The road holds strategic value for both sides, and serves as a crucial link between the capital Damascus and northern Syria as well as government strongholds along the Mediterranean coast.
The Organization for the Prohibition of Chemical Weapons said this week it would consider using the highway to transport Syria's chemical weapons to the port of Latakia before they are taken out of the country for destruction.
The Britain-based Syrian Observatory for Human Rights says Saturday's clashes are concentrated around the town of Nabek. It says the section of the highway near the town has been closed for 18 days.
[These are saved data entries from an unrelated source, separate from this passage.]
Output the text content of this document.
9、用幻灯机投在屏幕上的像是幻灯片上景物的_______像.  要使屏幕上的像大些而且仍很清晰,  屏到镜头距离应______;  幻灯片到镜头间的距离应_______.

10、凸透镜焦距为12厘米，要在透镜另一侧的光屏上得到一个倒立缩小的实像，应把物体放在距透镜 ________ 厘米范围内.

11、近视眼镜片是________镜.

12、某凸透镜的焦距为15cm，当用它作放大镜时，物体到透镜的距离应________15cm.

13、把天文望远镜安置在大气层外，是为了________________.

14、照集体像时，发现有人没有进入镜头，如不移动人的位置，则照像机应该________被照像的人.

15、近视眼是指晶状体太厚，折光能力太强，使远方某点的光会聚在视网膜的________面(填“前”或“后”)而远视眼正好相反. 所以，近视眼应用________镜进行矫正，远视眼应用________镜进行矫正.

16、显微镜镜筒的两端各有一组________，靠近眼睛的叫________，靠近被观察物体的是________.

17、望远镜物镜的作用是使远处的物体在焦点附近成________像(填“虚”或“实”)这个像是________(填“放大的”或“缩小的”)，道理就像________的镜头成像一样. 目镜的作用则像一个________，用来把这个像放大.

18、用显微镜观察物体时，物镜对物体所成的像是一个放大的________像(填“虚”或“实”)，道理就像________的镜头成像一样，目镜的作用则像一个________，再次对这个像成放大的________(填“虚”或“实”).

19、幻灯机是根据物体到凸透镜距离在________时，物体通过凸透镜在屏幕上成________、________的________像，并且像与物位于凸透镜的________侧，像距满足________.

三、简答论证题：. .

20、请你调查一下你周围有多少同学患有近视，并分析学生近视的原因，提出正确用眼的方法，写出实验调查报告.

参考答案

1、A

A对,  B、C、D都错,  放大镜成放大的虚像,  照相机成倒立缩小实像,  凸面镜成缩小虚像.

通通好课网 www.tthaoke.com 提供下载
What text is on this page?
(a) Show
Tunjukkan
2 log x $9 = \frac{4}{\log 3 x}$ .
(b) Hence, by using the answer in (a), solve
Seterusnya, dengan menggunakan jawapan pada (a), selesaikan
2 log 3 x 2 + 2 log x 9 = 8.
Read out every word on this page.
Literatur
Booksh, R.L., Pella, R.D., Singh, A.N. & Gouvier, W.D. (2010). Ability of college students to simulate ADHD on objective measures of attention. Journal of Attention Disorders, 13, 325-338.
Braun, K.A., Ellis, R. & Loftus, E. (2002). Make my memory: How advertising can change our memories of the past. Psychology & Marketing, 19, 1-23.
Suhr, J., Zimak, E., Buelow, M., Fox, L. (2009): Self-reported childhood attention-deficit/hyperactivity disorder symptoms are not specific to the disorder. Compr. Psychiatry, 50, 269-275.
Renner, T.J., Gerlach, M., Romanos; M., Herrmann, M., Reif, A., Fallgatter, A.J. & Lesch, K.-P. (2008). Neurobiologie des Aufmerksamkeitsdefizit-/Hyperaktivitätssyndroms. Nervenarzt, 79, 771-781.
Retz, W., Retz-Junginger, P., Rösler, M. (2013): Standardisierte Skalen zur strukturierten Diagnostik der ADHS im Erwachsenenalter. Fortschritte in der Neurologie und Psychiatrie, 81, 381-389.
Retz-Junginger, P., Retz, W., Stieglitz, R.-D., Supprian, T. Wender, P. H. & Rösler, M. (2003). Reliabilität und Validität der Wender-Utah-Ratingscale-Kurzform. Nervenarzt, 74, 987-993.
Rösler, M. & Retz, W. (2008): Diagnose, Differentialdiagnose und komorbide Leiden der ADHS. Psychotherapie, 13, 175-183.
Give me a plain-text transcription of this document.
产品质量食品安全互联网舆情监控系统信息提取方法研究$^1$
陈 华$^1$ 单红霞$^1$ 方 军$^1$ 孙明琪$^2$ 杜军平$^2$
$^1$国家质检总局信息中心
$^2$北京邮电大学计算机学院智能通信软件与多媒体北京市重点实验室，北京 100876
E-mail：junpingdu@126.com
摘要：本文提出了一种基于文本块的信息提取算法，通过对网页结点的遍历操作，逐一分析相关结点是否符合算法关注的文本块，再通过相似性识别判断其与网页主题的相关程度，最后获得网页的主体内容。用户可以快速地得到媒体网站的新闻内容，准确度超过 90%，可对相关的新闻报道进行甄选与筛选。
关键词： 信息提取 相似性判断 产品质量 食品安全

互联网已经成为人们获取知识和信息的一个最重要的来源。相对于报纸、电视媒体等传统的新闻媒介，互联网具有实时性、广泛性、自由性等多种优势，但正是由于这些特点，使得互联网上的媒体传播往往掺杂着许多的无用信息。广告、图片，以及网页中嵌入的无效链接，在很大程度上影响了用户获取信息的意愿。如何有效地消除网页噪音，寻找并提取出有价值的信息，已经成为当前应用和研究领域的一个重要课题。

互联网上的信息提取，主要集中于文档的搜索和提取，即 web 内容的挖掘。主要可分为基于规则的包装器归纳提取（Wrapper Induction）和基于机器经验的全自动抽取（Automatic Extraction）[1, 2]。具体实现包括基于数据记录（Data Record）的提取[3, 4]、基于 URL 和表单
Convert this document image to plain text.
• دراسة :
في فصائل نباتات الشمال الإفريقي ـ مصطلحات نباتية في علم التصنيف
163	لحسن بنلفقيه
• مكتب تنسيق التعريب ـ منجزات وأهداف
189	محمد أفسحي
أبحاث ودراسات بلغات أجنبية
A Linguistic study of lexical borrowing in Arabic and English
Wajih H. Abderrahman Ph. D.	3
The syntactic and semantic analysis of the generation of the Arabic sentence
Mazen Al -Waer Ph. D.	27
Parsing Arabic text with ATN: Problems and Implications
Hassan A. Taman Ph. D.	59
TEHRAN, Iran (AP) -- Iran's president has defended an interim nuclear deal reached with world powers last month that eases some sanctions in return for a halt to parts of the Islamic Republic's uranium enrichment program, saying improving the economy is as important as maintaining a peaceful nuclear program.
Hassan Rouhani told students in Tehran Saturday that economic progress can't be achieved without interaction with the outside world. He said his government will continue his policy of moderation, in sharp contrast to the bombastic style of his predecessor Mahmoud Ahmadinejad.
The six-month interim nuclear deal includes greater access for U.N. inspectors to Iran and a cap on the level of uranium enrichment.
Rouhani faces the difficult task of selling the interim agreement to skeptics and hard-liners at home

HONG KONG (AP) -- Hong Kong has reported its second human case of H7N9 bird flu days after the first, raising fears that the virus is spreading beyond mainland China.
The Health Department said late Friday that an 80-year-old man being treated for a chronic illness was found to have the bird flu strain.
Hong Kong authorities have been monitoring H7N9 closely since it was first identified in April. Infectious diseases are a particular concern in Hong Kong, where a decade ago the Sars virus killed 299 people. Hundreds in other countries also died.
H7N9 has sickened about 140 people and killed 45, almost all of them in mainland China. Taiwan has had one case.
The virus appears to have stalled since Chinese authorities cracked down on live animal markets following the initial outbreak.

LONDON (AP) -- Conservation authorities say hundreds of seals may have fallen victim to this week's floods in eastern England, and are warning people not to try to help stranded pups.
The National Trust says gray seal pups have been washed from a beach at Horsey in the county of Norfolk.
Seals arrive on the beach each November to give birth, and the pups spend their first few weeks on the dunes.
The trust says the pups should be left alone so that their mothers can try to find them.
The Royal Society for the Prevention of Cruelty to Animals says it has "serious concerns about seal colonies" along the coast.
Eastern England was swamped Thursday by the biggest tidal surge in 60 years, amid a powerful storm with hurricane-force gusts of wind.